Specifying How Tables Look
Use table style parameters with any macro that creates a table from scratch, for example the [File.Table:]
, [Jira.Table:]
and [LogicMonitor.InstanceDetailsTable:]
macros. You can specify the style of the table and also which columns you want to display or hide, and the order in which they appear.
For example:
[LogicMonitor.AlertTable: dataPoint=PercentUsed, style=Grid Table 5 Dark - Accent 4, autoFit=Content, columns=Level;DeviceName;DataSourceInstance;StartOnLocal;AckComment, level=Warning]
The available table style parameters are:
- alignment: AlignRowLeft, AlignRowCenter, AlignRowRight
- autoFit: Content, Fixed, Window
- colorTableCell: true or false
- columns: The columns to show. If the columns parameter is not specified, the Macro's default will be used. See below for more details
- criticalCellColor: A Microsoft named color or an HTML-encoded color Color, eg: [A=255, R=192, G=0, B=0]
- emptyTableText: If present, and the table has no rows, the specified text will be inserted in place of the table
- errorCellColor: A Microsoft named color or an HTML-encoded color Color, eg: [A=255, R=192, G=0, B=0]
- hidden: If true, the table will not be written to the report
- orderBy: If present, sorts alphanumerically by this column
- orderByDescending: If present, sorts reverse alphanumerically by this column
- style: Otherwise, use Word's built in Table Styles, or make your own in the Report Template
- skip: Skips the first N rows
- take: If present, only displays the top N rows. Table macros return a maximum of 300 rows unless otherwise specified using this parameter
- thresholdColumn: The threshold column
Colors can refer to a named color or an HTML-encoded color
Note: 'transparent' is a valid color. Also, for any ReportMagic macro parameters that expect a color, assigning an empty string to that parameter means 'the parameter is not set'.
Defining Table Columns
Specify columns of a table by using the columns parameter then adding a ^ character to separate the three parts of each column definition, e.g:
columns=columnheading1^aggregation1^calculation1;columnheading2^aggregation2^calculation2
The three parts that make up a column definition are:
- Column Heading - the value shown in the header cell. This can be any character except , : ; ^ [ ]
- Aggregation - the aggregation to use per cell. This can be First, Last, Min, Max, Mean Property or Calc
- Calculation - the value to show per cell (see below)
You can use the Calc aggregation to perform a calculation on variables or other columns. If you do this, use the variable or column names within curly braces {}, so, for example, a column showing free disk space might be defined thus using Calc aggregation.
Free space in GB^Calc^{Size in GB}-{Used in GB}
Each three-part column is separated by a semi-colon, that is, ReportMagic creates a table column based on data prior to a semicolon.

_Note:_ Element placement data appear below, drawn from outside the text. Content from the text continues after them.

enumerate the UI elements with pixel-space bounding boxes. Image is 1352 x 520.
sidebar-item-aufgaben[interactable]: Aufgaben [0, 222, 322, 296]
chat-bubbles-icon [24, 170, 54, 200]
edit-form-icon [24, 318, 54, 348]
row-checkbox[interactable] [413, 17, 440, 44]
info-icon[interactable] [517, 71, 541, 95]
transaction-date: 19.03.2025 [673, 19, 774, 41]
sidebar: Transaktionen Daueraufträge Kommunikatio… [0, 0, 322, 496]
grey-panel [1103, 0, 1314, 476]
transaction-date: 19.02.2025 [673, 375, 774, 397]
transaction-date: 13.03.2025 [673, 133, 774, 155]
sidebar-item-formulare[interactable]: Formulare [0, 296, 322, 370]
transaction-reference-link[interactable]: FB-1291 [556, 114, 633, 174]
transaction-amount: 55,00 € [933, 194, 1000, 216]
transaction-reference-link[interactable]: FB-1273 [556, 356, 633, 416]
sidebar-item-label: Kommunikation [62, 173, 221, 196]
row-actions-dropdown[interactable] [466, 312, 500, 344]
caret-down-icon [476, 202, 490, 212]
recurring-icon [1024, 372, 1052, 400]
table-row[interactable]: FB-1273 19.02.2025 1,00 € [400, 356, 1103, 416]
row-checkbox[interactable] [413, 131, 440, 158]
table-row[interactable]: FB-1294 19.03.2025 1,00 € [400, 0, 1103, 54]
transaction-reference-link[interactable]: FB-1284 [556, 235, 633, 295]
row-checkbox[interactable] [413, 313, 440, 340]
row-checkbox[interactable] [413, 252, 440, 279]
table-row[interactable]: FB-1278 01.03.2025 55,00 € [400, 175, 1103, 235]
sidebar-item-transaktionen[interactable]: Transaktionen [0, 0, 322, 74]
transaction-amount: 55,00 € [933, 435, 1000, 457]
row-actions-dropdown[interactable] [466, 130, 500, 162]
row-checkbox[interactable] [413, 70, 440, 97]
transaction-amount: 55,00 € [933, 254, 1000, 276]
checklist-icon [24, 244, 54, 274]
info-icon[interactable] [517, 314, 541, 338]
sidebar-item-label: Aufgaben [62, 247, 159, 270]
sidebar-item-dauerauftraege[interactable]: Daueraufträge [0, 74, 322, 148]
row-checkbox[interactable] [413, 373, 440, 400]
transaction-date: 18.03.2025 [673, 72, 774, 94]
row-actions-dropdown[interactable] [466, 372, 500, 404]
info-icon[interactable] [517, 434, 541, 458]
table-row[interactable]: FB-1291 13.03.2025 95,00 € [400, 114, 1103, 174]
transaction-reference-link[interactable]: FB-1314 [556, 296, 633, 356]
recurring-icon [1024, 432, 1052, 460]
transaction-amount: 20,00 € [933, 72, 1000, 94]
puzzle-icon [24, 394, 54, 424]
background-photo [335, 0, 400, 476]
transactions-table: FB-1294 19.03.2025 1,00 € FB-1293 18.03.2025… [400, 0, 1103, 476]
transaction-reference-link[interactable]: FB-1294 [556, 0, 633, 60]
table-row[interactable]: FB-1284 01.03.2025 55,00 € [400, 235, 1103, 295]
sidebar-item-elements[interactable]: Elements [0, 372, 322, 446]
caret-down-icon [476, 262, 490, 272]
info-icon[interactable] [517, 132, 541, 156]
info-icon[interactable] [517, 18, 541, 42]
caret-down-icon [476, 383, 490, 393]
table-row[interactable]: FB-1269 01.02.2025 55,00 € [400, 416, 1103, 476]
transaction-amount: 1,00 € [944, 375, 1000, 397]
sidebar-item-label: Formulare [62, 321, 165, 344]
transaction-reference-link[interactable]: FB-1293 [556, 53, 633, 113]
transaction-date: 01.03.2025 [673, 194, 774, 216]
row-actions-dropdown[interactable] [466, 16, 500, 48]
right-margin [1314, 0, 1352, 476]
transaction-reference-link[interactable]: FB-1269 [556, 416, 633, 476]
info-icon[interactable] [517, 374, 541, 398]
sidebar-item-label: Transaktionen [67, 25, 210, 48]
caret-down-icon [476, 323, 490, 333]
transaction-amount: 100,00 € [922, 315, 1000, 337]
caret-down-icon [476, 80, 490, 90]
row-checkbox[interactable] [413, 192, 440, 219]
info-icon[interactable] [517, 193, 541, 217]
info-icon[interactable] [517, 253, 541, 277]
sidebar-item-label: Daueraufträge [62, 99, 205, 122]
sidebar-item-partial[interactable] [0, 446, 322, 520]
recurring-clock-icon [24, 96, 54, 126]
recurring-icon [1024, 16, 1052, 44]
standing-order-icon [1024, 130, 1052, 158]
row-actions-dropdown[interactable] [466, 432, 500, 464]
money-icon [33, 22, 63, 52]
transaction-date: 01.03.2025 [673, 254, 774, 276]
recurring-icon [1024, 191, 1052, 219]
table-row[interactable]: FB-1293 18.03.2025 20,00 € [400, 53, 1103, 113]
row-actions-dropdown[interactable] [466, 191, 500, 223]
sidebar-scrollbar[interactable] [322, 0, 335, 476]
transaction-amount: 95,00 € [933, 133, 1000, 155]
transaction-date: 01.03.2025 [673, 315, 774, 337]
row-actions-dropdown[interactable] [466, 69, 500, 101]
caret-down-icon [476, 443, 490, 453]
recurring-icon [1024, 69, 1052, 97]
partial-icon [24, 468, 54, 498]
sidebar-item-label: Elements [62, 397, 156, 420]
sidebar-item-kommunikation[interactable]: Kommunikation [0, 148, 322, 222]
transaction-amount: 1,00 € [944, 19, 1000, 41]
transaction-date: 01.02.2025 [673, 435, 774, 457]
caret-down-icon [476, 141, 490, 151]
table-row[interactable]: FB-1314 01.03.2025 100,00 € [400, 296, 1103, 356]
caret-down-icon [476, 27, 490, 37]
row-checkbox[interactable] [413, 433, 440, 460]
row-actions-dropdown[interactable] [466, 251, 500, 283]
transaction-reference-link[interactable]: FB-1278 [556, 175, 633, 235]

For example, this macro has three columns defined - Name, Size in GB and Used in GB.
[LogicMonitor.InstanceDetailsTable: device=myserver.bobscompany.com, dataSource=WinVolumeUsage-, graphName=VolumeUsage, columns=Name^Last^dataSourceInstanceName;Size in GB^Last^Size;Used in GB^Last^Used, warningLe=20, errorLe=10, criticalLe=5, autoFit=Window]
Note that in the above example you need the legend name of the graph lines (Size, Used), rather than the datapoints named in the DataSource (SizeGB and UsedGB).
If you specify a column where the column heading is the same as the calculation e.g. "Used in GB^Calc^{Used in GB}", this can be shortened to "Used in GB".